1960年代以降のデザイン界において、世界的に高い評価を受けたデザイナー・倉俣史朗(1934〜1991)。没後30年を超えて、あらためてその人柄と作品を検証することで、その独自の詩情あふれるデザインを読み解き直す展覧会「倉俣史朗のデザイン―記憶のなかの小宇宙」が東京都世田谷区の世田谷美術館で開催される。会期は11月18日〜2024年1月28日。
倉俣は1934年東京生まれ。株式会社三愛などを経て65年に独立すると、次々と話題となる店舗デザインを発表し、同時代の美術家とも親しく交流した。80年以降はイタリアのデザイン運動「メンフィス」に参加したことでも知られている。
富山県美術館所蔵の椅子《ミス・ブランチ》(1988)に代表されるように、倉俣は従来の家具やインテリアデザインでは用いられていなかったアクリル、ガラス、建材用のアルミなどの素材を利用。
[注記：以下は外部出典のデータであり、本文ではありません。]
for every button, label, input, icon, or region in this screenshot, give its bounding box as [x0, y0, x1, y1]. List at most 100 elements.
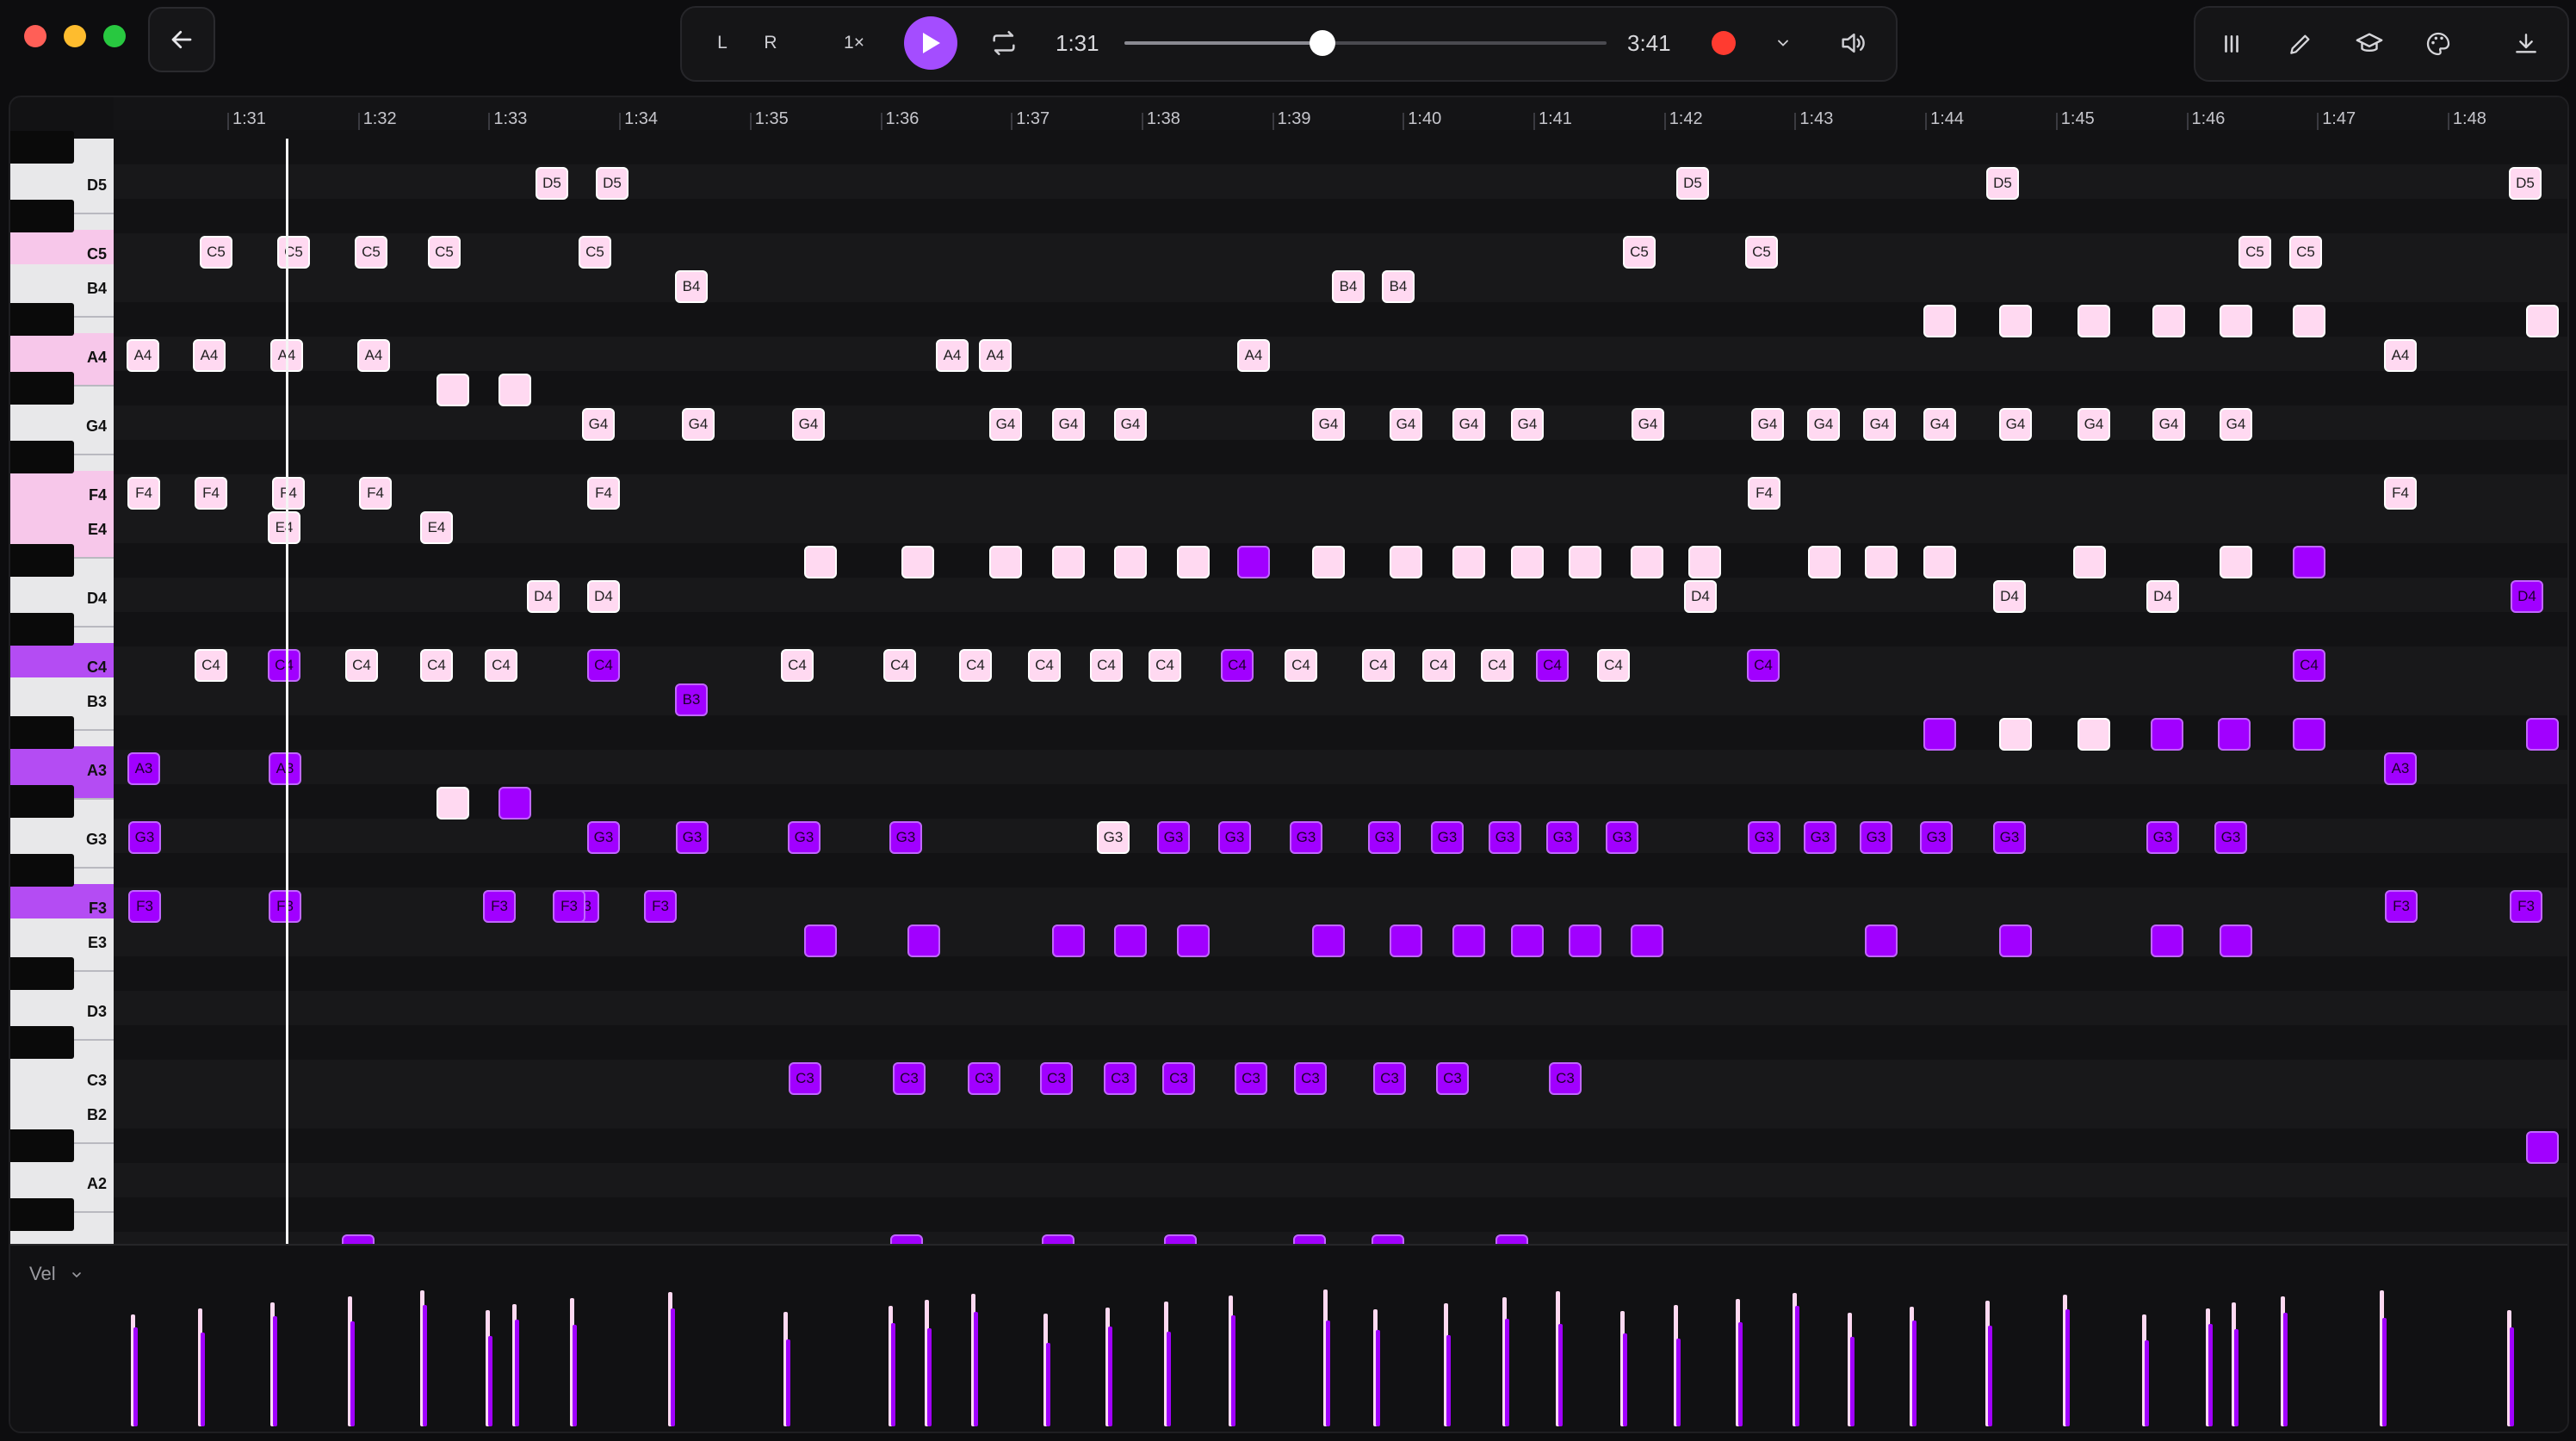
- note-block[interactable]: [1312, 925, 1345, 957]
- note-g4[interactable]: G4: [2078, 408, 2110, 441]
- note-block[interactable]: [2293, 718, 2325, 751]
- note-g4[interactable]: G4: [1052, 408, 1085, 441]
- note-d4[interactable]: D4: [1684, 580, 1717, 613]
- left-channel-button[interactable]: L: [708, 28, 737, 58]
- note-block[interactable]: [1923, 546, 1956, 578]
- velocity-bar[interactable]: [671, 1308, 675, 1426]
- note-block[interactable]: [989, 546, 1022, 578]
- velocity-bar[interactable]: [350, 1321, 355, 1426]
- note-block[interactable]: [2220, 305, 2252, 337]
- note-g3[interactable]: G3: [1157, 821, 1190, 854]
- note-g3[interactable]: G3: [889, 821, 922, 854]
- note-c5[interactable]: C5: [1745, 236, 1778, 269]
- note-f4[interactable]: F4: [1748, 477, 1780, 510]
- note-d4[interactable]: D4: [587, 580, 620, 613]
- note-g4[interactable]: G4: [582, 408, 615, 441]
- note-block[interactable]: [1237, 546, 1270, 578]
- note-g3[interactable]: G3: [2146, 821, 2179, 854]
- note-c3[interactable]: C3: [1162, 1062, 1195, 1095]
- play-button[interactable]: [904, 16, 957, 70]
- piano-key-a-sharp2[interactable]: [10, 1129, 74, 1162]
- note-b3[interactable]: B3: [675, 683, 708, 716]
- note-c4[interactable]: C4: [1285, 649, 1317, 682]
- note-d5[interactable]: D5: [1676, 167, 1709, 200]
- note-d4[interactable]: D4: [527, 580, 560, 613]
- note-g4[interactable]: G4: [1390, 408, 1422, 441]
- piano-key-c-sharp4[interactable]: [10, 613, 74, 646]
- window-minimize-button[interactable]: [64, 25, 86, 47]
- note-g3[interactable]: G3: [1860, 821, 1892, 854]
- window-close-button[interactable]: [24, 25, 46, 47]
- note-c3[interactable]: C3: [1294, 1062, 1327, 1095]
- note-c5[interactable]: C5: [2239, 236, 2271, 269]
- note-f3[interactable]: F3: [483, 890, 516, 923]
- note-block[interactable]: [2526, 1131, 2559, 1164]
- note-c4[interactable]: C4: [268, 649, 300, 682]
- note-c3[interactable]: C3: [789, 1062, 821, 1095]
- note-g4[interactable]: G4: [1114, 408, 1147, 441]
- note-c4[interactable]: C4: [1362, 649, 1395, 682]
- velocity-bar[interactable]: [1850, 1337, 1855, 1426]
- note-block[interactable]: [1452, 925, 1485, 957]
- note-g4[interactable]: G4: [2220, 408, 2252, 441]
- note-a3[interactable]: A3: [269, 752, 301, 785]
- pencil-tool-button[interactable]: [2283, 27, 2318, 61]
- velocity-bar[interactable]: [273, 1316, 277, 1426]
- note-c5[interactable]: C5: [2289, 236, 2322, 269]
- velocity-bar[interactable]: [1558, 1324, 1563, 1426]
- note-block[interactable]: [1511, 925, 1544, 957]
- velocity-bar[interactable]: [1795, 1306, 1799, 1426]
- note-c3[interactable]: C3: [968, 1062, 1000, 1095]
- note-block[interactable]: [1865, 925, 1898, 957]
- note-block[interactable]: [1631, 925, 1663, 957]
- note-g4[interactable]: G4: [989, 408, 1022, 441]
- velocity-bar[interactable]: [1738, 1322, 1743, 1426]
- piano-key-d-sharp5[interactable]: [10, 131, 74, 164]
- note-c4[interactable]: C4: [345, 649, 378, 682]
- velocity-bar[interactable]: [974, 1312, 978, 1426]
- velocity-bar[interactable]: [2234, 1329, 2239, 1426]
- note-g4[interactable]: G4: [1863, 408, 1896, 441]
- velocity-bar[interactable]: [423, 1305, 427, 1426]
- velocity-bar[interactable]: [1326, 1320, 1330, 1426]
- note-g3[interactable]: G3: [1290, 821, 1322, 854]
- note-block[interactable]: [437, 374, 469, 406]
- note-c4[interactable]: C4: [1090, 649, 1123, 682]
- note-c4[interactable]: C4: [1597, 649, 1630, 682]
- note-f4[interactable]: F4: [127, 477, 160, 510]
- piano-key-a-sharp3[interactable]: [10, 716, 74, 749]
- note-c4[interactable]: C4: [420, 649, 453, 682]
- note-a4[interactable]: A4: [127, 339, 159, 372]
- note-block[interactable]: [1865, 546, 1898, 578]
- piano-key-g-sharp3[interactable]: [10, 785, 74, 818]
- note-g3[interactable]: G3: [1920, 821, 1953, 854]
- note-f4[interactable]: F4: [195, 477, 227, 510]
- note-block[interactable]: [1452, 546, 1485, 578]
- note-g3[interactable]: G3: [788, 821, 820, 854]
- note-f4[interactable]: F4: [2384, 477, 2417, 510]
- velocity-bar[interactable]: [786, 1339, 790, 1426]
- note-block[interactable]: [2151, 925, 2183, 957]
- velocity-lane[interactable]: Vel: [10, 1244, 2567, 1432]
- velocity-bar[interactable]: [1108, 1327, 1112, 1426]
- piano-key-g-sharp2[interactable]: [10, 1198, 74, 1231]
- note-block[interactable]: [1999, 925, 2032, 957]
- note-block[interactable]: [498, 374, 531, 406]
- note-g3[interactable]: G3: [1606, 821, 1638, 854]
- note-f4[interactable]: F4: [359, 477, 392, 510]
- piano-key-c-sharp5[interactable]: [10, 200, 74, 232]
- velocity-bar[interactable]: [2510, 1327, 2514, 1426]
- velocity-bar[interactable]: [891, 1323, 895, 1426]
- note-block[interactable]: [1631, 546, 1663, 578]
- note-g3[interactable]: G3: [1368, 821, 1401, 854]
- note-block[interactable]: [2220, 925, 2252, 957]
- velocity-bar[interactable]: [2382, 1318, 2387, 1426]
- note-g4[interactable]: G4: [792, 408, 825, 441]
- note-d4[interactable]: D4: [2146, 580, 2179, 613]
- velocity-bar[interactable]: [201, 1333, 205, 1426]
- note-d5[interactable]: D5: [536, 167, 568, 200]
- bars-tool-button[interactable]: [2214, 27, 2249, 61]
- note-c3[interactable]: C3: [1235, 1062, 1267, 1095]
- note-c4[interactable]: C4: [883, 649, 916, 682]
- velocity-bar[interactable]: [1376, 1330, 1380, 1426]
そこに独自の詩情を乗せたデザインは、とくに1970年代以降に世界的な注目を集めた。しかし、キャリアの絶頂である91年に56歳という若さで突如この世を去ることとなる。
没後も比類ないデザイナーとして評価はされているものの、国内美術館での紹介は多いとは言えない。没後5年に開催された原美術館の「倉俣史朗の世界」(1996〜)から始まり、世界巡回をした回顧展の後は、21_21DESIGN SIGHTでの「倉俣史朗とエットレ・ソットサス」(2011)、埼玉県立近代美術館の「浮遊するデザイン―倉俣史朗とともに」(2013)以降、大きな展覧会は開かれていなかった。
本展は、作家の内面やその思考の背景による「倉俣史朗自身」をひとつの軸としつつ、その「倉俣史朗自身」と紐づけながら初期から晩年までの作品を紹介することを試みるもの。会場は、倉俣の三愛所属時代の仕事を紹介するプロローグに始まり、テーマごとに仕事を取り上げる4つのパート、そしてエピローグでは作家のスケッチやいままで公開されてこなかった夢日記や言葉をまとめて紹介。途中には、「倉俣史朗の私空間」と称して、愛蔵の書籍とレコードも展示され、倉俣の実像にせまる内容となる。
2021年には、アジア最大級のヴィジュアル・カルチャー博物館として香港に誕生したM+に、倉俣がインテリアデザインを手がけた新橋の寿司店「きよ友」がまるごと移設されたことでも話題になった。本展では、作家の世界的評価についても再確認できる場となるだろう。